Growing a Lexicon with Human-Level Attributes

19 May 2024 (2y ago)

Talk to most chatbots for long enough and you hit the same wall. They understand what you said and almost nothing about how you said it. Ask one something while you're clearly frustrated and it answers the literal question, cheerfully, like a vending machine. The reason is partly the lexicons underneath them. A resource like WordNet knows that anxious and worried are related, but it doesn't know they're both carrying fear, or that someone who reaches for brooding over thoughtful might be telling you something about themselves.

So for my final-year project at Newcastle I tried to build the missing piece: a lexicon with what the literature calls human-level attributes words tagged not just with meaning, but with emotion and personality. Map anxious to neuroticism, curious to openness, exhausted to something heavier than tiredness. The obvious way to build that is to label words by hand, but going that route would not be realistic and I definitely would have nothing to write about if I could write at all at that point.

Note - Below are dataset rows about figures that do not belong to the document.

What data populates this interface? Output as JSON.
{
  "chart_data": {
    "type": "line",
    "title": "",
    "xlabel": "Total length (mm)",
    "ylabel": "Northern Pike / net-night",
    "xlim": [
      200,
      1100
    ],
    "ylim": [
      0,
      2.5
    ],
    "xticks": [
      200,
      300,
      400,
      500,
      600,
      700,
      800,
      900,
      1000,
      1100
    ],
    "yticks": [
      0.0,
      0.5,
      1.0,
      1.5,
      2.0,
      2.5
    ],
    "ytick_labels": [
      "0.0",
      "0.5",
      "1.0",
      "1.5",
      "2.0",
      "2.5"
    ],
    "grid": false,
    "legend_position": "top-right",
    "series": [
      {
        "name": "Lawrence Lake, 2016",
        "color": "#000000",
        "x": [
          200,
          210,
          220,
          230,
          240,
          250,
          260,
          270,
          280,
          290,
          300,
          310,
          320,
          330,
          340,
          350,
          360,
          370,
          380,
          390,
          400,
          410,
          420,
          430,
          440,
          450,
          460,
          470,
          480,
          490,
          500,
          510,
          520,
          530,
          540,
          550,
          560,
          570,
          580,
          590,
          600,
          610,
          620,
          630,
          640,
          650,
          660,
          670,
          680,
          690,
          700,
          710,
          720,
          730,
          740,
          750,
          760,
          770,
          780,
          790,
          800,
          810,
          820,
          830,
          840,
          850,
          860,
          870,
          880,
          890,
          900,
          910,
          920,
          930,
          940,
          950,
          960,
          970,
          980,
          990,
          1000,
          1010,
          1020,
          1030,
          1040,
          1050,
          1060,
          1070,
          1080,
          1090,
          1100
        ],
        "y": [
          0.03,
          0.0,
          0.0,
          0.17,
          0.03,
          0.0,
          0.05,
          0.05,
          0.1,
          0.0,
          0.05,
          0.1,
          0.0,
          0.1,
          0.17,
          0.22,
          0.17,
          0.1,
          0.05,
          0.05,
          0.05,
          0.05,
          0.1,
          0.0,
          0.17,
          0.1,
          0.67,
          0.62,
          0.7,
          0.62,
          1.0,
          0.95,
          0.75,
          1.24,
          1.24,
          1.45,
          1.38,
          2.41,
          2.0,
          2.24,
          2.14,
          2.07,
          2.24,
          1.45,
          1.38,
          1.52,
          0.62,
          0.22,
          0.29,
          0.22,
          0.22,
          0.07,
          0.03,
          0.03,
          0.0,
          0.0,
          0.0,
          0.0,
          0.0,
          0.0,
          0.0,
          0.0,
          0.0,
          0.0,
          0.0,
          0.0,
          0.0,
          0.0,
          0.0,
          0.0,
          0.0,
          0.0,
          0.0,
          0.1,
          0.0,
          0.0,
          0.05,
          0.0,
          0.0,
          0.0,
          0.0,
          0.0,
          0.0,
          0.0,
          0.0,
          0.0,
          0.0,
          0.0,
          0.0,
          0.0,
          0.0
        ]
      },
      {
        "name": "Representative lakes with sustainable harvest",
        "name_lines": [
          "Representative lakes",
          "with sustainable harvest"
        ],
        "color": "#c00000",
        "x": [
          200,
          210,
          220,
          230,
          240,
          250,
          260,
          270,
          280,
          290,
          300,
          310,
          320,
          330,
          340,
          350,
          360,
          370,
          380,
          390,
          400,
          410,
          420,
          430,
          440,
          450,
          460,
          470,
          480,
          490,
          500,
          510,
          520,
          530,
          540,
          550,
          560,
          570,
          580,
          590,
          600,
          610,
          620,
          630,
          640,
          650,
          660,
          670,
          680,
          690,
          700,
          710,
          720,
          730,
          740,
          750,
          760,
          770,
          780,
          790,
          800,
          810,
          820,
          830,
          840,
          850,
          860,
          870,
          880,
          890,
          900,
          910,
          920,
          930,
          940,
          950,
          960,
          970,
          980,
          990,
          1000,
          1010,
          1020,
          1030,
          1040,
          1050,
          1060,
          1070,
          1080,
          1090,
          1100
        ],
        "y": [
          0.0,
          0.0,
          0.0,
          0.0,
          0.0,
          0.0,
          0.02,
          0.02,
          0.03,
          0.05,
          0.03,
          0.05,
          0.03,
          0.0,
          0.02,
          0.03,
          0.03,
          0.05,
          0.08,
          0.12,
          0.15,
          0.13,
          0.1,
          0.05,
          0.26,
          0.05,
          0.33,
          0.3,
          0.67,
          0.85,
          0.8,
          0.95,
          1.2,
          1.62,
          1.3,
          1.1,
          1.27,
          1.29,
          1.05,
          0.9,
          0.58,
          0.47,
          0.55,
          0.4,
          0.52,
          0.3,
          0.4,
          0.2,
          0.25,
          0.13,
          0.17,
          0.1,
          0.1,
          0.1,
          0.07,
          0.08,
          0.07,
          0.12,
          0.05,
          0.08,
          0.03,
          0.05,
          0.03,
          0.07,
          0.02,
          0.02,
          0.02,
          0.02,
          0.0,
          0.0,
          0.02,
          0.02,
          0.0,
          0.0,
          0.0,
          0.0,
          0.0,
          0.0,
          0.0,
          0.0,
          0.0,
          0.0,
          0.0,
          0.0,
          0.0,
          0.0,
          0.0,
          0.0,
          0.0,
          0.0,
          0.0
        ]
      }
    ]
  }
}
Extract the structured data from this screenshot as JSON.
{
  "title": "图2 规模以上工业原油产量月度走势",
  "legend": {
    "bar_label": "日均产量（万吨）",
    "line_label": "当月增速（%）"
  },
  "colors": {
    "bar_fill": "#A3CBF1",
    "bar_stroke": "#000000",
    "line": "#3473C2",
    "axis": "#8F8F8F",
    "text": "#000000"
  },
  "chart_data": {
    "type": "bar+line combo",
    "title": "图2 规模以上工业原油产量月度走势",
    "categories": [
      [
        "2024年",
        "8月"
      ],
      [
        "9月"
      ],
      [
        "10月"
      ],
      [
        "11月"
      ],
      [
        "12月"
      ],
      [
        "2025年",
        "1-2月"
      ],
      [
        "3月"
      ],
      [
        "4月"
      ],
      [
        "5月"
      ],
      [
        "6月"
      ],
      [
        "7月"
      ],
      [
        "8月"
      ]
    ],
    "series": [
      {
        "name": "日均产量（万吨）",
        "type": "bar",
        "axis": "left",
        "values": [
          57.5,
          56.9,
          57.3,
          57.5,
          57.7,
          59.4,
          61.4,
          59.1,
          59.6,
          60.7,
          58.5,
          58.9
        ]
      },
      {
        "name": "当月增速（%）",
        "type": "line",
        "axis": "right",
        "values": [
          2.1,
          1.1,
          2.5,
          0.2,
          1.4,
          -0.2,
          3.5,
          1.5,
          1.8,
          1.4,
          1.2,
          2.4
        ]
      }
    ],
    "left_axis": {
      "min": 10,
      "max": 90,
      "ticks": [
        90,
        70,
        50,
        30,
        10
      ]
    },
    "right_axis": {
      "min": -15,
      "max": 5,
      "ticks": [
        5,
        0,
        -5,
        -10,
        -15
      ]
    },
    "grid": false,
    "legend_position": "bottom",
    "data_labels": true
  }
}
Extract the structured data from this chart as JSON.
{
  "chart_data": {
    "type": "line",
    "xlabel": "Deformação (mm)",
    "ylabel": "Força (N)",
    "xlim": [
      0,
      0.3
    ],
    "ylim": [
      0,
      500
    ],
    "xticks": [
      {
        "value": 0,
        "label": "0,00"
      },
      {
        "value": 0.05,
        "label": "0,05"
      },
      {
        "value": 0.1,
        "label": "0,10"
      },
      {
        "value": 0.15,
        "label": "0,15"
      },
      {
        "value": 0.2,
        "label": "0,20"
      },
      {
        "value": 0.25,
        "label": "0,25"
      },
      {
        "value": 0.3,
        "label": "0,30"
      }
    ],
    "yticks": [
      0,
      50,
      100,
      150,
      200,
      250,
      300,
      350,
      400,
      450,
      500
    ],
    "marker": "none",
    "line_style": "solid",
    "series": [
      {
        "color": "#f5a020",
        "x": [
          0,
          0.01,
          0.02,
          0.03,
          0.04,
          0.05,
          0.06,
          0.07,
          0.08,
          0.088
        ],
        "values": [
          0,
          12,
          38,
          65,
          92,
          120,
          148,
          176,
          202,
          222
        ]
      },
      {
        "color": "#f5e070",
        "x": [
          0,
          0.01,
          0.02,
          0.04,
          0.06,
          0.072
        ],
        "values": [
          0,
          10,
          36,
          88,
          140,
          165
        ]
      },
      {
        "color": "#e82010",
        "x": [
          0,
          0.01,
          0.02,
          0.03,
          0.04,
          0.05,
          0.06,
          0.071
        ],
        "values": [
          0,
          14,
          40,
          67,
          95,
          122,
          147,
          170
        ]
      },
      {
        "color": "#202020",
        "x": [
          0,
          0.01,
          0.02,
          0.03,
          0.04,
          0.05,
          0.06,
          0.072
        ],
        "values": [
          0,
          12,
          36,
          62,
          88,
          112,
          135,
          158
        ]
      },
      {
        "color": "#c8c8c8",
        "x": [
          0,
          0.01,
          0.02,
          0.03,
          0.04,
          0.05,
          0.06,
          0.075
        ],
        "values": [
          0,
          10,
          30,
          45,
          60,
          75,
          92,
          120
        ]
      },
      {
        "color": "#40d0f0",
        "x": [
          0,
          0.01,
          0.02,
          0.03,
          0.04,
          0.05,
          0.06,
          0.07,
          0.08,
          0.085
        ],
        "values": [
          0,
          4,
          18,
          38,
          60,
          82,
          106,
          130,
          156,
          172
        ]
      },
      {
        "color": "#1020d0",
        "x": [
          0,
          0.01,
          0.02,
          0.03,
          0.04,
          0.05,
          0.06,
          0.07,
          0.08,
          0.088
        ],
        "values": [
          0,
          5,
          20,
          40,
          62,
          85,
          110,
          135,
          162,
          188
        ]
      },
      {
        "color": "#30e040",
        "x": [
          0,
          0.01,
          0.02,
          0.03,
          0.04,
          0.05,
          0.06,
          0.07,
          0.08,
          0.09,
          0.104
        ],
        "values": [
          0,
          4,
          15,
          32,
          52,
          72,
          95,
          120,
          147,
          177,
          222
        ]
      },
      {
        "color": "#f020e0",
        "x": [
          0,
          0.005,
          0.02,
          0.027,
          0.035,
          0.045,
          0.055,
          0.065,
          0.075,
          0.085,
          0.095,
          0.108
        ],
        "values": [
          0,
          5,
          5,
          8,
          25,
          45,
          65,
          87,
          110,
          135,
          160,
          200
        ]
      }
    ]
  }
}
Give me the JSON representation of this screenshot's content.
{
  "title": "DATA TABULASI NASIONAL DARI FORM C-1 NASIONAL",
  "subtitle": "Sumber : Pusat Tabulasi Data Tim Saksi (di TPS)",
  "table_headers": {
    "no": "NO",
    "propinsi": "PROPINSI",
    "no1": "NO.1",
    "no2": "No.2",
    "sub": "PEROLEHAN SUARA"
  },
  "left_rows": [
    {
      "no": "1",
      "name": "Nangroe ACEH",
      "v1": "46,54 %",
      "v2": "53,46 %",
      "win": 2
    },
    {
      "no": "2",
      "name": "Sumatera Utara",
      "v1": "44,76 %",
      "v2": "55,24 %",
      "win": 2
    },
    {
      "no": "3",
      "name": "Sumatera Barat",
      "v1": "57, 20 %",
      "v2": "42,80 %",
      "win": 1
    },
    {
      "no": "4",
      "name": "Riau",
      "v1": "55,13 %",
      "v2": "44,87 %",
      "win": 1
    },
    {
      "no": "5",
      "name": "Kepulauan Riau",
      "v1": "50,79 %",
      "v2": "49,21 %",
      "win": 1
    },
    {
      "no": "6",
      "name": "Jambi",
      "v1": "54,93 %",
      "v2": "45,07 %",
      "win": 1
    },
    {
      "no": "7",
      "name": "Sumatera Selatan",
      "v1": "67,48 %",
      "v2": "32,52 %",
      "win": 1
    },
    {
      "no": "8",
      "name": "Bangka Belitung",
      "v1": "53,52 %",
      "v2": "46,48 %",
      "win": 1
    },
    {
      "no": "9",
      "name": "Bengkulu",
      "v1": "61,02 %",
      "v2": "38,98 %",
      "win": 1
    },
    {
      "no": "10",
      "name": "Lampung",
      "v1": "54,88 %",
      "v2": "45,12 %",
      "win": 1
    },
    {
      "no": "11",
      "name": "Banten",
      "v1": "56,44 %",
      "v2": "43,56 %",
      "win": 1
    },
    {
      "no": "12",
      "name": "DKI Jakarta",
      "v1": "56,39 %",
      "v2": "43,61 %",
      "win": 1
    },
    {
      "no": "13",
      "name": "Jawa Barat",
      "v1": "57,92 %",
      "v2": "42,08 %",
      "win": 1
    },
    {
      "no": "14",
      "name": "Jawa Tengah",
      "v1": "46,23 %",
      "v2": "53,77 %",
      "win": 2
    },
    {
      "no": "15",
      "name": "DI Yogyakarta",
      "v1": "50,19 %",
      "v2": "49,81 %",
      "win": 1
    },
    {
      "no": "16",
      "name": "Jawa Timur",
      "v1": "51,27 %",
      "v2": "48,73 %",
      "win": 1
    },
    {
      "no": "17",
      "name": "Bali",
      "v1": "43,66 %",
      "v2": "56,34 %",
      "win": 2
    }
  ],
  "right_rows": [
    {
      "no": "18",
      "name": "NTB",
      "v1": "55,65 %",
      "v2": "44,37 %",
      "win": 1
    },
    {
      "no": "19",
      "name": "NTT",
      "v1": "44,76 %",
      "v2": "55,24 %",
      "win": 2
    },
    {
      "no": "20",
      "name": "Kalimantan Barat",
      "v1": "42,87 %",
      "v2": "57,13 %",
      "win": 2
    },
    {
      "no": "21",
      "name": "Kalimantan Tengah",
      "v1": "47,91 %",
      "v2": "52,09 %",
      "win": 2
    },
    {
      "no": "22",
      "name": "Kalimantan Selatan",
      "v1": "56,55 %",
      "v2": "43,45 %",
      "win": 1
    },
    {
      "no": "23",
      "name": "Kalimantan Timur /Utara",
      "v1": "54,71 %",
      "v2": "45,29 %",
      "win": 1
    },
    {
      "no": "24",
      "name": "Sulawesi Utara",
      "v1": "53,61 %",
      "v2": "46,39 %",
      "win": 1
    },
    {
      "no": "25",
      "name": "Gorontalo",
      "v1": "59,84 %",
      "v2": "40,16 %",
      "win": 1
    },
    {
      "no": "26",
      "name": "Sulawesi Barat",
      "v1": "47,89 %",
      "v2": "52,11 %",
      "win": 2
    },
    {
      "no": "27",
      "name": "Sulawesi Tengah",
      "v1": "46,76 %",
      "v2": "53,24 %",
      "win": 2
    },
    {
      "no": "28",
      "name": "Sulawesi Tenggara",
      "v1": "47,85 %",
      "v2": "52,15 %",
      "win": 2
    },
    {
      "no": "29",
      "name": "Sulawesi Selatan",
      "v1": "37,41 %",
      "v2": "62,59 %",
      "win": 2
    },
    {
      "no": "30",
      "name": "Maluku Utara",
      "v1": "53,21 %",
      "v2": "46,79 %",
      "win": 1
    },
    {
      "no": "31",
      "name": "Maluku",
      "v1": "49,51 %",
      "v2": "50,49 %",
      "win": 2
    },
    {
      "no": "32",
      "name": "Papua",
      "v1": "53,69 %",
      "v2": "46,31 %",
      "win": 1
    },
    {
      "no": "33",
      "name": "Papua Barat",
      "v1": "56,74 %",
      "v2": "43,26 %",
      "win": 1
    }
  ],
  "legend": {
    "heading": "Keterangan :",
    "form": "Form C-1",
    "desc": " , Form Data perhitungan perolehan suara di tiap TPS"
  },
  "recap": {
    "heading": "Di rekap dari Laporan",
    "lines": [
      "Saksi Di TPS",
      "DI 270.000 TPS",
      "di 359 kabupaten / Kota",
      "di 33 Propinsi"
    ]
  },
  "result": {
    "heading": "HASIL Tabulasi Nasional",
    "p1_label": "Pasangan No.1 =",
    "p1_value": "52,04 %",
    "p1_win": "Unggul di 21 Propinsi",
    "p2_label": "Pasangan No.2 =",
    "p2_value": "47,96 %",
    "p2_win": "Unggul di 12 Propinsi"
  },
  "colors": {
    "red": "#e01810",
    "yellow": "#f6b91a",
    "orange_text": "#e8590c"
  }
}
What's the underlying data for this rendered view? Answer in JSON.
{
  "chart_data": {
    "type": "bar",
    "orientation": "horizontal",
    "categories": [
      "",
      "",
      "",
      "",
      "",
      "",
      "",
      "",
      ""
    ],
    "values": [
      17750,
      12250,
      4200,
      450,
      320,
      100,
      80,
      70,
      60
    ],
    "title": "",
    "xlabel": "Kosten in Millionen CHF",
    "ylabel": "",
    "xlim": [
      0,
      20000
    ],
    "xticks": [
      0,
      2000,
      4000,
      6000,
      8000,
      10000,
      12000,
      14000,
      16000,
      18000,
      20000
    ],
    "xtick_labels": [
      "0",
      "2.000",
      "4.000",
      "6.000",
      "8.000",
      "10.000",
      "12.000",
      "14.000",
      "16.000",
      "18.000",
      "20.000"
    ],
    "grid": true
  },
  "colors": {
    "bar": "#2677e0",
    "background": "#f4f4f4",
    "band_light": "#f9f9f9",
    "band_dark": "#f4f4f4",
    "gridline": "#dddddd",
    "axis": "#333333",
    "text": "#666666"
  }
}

So I built LCT to do the opposite. Start with a few words I was sure about, and let the machine walk outward through everything those words are close to, tagging as it goes. This is the story of how that works, what it actually achieved, and its limitations.

The idea

The whole thing rests on one assumption: words that mean similar things sit near each other in the right kind of space. Place every word as a point, for example: happy and cheerful land close together while happy and rent land far apart. Once you believe that, the plan writes itself:

  1. Start with seed words whose categories I already know.
  2. Find their nearest neighbours in embedding space.
  3. Build a graph out of those neighbours.
  4. Let the seed labels spread through the graph to the unlabelled words.

The labels came from two systems. LIWC buckets words into psychological and emotional categories; OCEAN is the Big Five (Openness, Conscientiousness, Extraversion, Agreeableness, Neuroticism). The goal was a lexicon mapping each word to both.

Here's the whole pipeline at a glance, from raw text to the two ways I tested it:

The data

A lexicon is only as good as the language you grow it from, so I pulled from a few places, each for a reason:

  • Goodreads Book Graph: 15 million book reviews. People are unguarded when they write about books they love or hate, which makes it rich emotional language.
  • An essay dataset: 2,467 essays (1.9 million words) by psychology students, already linked to Big Five traits. The closest thing I had to ground truth for personality.
  • LIWC: for the category scheme itself.
  • OCEAN word lists: seed words already tied to the five traits.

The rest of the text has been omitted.